Sam Bankman-Fried, founder and former CEO of the failed cryptocurrency exchange FTX, has been arrested in the Bahamas at the request of the US government a day before he was due to testify before congress, newswires said Tuesday.
The news marks a stunning fall from grace for the 30-year-old entrepreneur widely known by his initials SBF, who rode a boom in Bitcoin and other digital assets until FTX's collapse last month.
The exchange, launched in 2019 and based in the Bahamas, filed for bankruptcy on November 11 when it ran out of money after the cryptocurrency equivalent of a bank run.
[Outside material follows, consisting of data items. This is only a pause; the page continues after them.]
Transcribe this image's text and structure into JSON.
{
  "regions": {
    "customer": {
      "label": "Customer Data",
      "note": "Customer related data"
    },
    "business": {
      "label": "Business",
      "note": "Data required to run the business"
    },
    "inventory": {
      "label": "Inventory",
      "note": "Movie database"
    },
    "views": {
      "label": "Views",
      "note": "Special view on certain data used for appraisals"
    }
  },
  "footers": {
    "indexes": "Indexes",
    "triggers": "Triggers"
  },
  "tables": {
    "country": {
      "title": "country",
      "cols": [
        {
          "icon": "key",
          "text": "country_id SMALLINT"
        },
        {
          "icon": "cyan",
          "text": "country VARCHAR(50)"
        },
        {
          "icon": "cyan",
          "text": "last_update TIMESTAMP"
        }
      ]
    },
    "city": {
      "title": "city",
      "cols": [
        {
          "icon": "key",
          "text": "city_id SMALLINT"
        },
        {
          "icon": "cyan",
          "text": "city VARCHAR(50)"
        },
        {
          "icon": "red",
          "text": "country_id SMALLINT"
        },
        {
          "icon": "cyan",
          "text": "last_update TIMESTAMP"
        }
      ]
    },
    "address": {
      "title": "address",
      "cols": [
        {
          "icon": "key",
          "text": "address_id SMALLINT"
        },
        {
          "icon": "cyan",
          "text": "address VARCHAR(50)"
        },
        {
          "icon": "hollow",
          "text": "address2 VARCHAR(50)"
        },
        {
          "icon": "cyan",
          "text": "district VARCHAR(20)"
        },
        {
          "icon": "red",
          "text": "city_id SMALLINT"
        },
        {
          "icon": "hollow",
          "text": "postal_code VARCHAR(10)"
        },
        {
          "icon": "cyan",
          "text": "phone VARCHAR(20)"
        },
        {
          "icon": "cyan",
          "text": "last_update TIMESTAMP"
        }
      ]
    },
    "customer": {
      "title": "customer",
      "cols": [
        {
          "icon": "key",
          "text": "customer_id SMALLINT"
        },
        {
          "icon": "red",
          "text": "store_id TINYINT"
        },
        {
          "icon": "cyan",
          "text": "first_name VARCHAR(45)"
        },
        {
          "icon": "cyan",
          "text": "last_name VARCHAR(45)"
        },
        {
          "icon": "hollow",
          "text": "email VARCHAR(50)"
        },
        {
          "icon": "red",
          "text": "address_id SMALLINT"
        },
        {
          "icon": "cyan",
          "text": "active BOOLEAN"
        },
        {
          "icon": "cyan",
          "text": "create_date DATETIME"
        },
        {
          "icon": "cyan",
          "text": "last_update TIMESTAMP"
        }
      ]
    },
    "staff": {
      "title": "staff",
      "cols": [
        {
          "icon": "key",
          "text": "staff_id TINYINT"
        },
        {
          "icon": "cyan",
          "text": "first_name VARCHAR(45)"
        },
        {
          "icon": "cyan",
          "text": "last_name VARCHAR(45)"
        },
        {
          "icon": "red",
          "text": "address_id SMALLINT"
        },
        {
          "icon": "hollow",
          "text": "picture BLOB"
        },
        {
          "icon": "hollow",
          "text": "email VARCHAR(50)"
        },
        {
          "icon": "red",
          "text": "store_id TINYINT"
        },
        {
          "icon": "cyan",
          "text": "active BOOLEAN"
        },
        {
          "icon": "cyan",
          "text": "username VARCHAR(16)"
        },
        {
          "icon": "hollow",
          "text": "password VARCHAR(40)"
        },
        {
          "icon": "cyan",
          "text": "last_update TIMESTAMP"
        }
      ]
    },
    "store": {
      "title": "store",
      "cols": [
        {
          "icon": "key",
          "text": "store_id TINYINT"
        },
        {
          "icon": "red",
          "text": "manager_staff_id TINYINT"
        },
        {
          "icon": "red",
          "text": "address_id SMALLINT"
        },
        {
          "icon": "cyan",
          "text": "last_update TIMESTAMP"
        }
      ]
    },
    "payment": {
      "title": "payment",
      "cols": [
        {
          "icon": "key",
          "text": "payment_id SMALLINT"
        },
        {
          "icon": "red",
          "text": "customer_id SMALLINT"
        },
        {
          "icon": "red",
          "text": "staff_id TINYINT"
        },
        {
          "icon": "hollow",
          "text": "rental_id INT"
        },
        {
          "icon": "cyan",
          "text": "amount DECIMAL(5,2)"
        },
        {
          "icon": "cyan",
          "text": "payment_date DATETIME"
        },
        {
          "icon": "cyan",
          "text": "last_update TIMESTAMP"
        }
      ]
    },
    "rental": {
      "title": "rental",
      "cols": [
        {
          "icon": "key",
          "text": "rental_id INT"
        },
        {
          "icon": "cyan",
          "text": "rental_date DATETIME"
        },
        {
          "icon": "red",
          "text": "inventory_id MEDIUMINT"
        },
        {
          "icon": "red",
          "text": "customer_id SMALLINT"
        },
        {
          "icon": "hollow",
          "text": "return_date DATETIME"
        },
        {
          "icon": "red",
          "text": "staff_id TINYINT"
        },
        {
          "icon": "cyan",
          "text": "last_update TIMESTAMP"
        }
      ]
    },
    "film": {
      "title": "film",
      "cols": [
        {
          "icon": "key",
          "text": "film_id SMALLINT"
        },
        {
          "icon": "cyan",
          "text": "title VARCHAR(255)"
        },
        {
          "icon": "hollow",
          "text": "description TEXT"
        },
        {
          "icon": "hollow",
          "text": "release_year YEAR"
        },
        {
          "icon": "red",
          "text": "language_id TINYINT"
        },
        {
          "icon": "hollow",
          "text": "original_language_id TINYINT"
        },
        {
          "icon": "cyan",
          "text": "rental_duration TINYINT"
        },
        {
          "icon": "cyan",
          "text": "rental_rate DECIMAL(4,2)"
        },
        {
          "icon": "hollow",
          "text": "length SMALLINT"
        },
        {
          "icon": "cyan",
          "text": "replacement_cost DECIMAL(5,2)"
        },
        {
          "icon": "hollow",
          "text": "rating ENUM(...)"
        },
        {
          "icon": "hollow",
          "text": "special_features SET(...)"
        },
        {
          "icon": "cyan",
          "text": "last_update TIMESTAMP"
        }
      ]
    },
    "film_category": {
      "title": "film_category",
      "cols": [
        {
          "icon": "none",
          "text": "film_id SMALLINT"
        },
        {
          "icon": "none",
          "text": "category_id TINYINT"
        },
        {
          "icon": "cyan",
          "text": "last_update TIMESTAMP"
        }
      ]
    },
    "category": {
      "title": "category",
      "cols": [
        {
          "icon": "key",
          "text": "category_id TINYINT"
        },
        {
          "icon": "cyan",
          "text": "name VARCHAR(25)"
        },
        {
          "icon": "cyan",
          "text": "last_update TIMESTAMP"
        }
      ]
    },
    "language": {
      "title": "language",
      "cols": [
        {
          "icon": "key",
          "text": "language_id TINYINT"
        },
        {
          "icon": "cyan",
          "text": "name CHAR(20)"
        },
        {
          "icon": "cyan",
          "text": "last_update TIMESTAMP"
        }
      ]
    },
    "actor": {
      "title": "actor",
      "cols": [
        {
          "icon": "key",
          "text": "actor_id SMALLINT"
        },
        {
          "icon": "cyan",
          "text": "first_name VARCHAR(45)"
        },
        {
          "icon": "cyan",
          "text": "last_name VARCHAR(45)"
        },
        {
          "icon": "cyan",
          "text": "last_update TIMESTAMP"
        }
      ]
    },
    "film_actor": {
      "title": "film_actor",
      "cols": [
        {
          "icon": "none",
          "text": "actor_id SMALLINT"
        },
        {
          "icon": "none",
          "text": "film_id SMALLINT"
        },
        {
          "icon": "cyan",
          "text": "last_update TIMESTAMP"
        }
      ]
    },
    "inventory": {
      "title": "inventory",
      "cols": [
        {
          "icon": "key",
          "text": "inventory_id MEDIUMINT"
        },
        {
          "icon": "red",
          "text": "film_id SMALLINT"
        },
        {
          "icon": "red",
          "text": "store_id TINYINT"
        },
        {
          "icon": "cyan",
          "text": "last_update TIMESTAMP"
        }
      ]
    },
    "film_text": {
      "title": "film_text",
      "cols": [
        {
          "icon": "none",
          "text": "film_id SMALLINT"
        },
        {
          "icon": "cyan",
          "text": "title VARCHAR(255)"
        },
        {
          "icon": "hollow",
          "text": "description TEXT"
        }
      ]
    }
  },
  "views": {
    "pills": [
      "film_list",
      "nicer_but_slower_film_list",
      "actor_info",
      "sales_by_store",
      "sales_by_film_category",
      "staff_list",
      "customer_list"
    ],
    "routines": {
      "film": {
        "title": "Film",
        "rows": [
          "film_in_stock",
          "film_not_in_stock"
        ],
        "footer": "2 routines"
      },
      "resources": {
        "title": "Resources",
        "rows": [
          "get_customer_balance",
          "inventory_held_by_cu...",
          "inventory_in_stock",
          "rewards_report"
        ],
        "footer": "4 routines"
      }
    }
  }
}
Since then it emerged Bankman-Fried secretly used $10 billion (€9.5 billion) in customer funds to prop up his trading business.
Bankman-Fried was arrested on Monday after the US filed criminal charges that are expected to be unsealed on Tuesday, according to US Attorney Damian Williams.
Bahamian Attorney General Ryan Pinder said the Bahamas would “promptly” extradite Bankman-Fried to the US once the indictment is unsealed and US authorities make a formal request.
FTX is headquartered in the Bahamas and Bankman-Fried has largely remained in his Bahamian luxury compound in Nassau since the company's failure.
A spokesman for Bankman-Fried had no comment on Monday evening. Bankman-Fried has a right to contest his extradition, which could delay but not likely stop his transfer to the US.
Bankman-Fried was one of the world’s wealthiest people on paper, with an estimated net worth of $32 billion (€30 billion). He was a prominent personality in Washington, donating millions of dollars toward mostly left-leaning political causes and Democratic political campaigns.
FTX grew to become the second-largest cryptocurrency exchange in the world.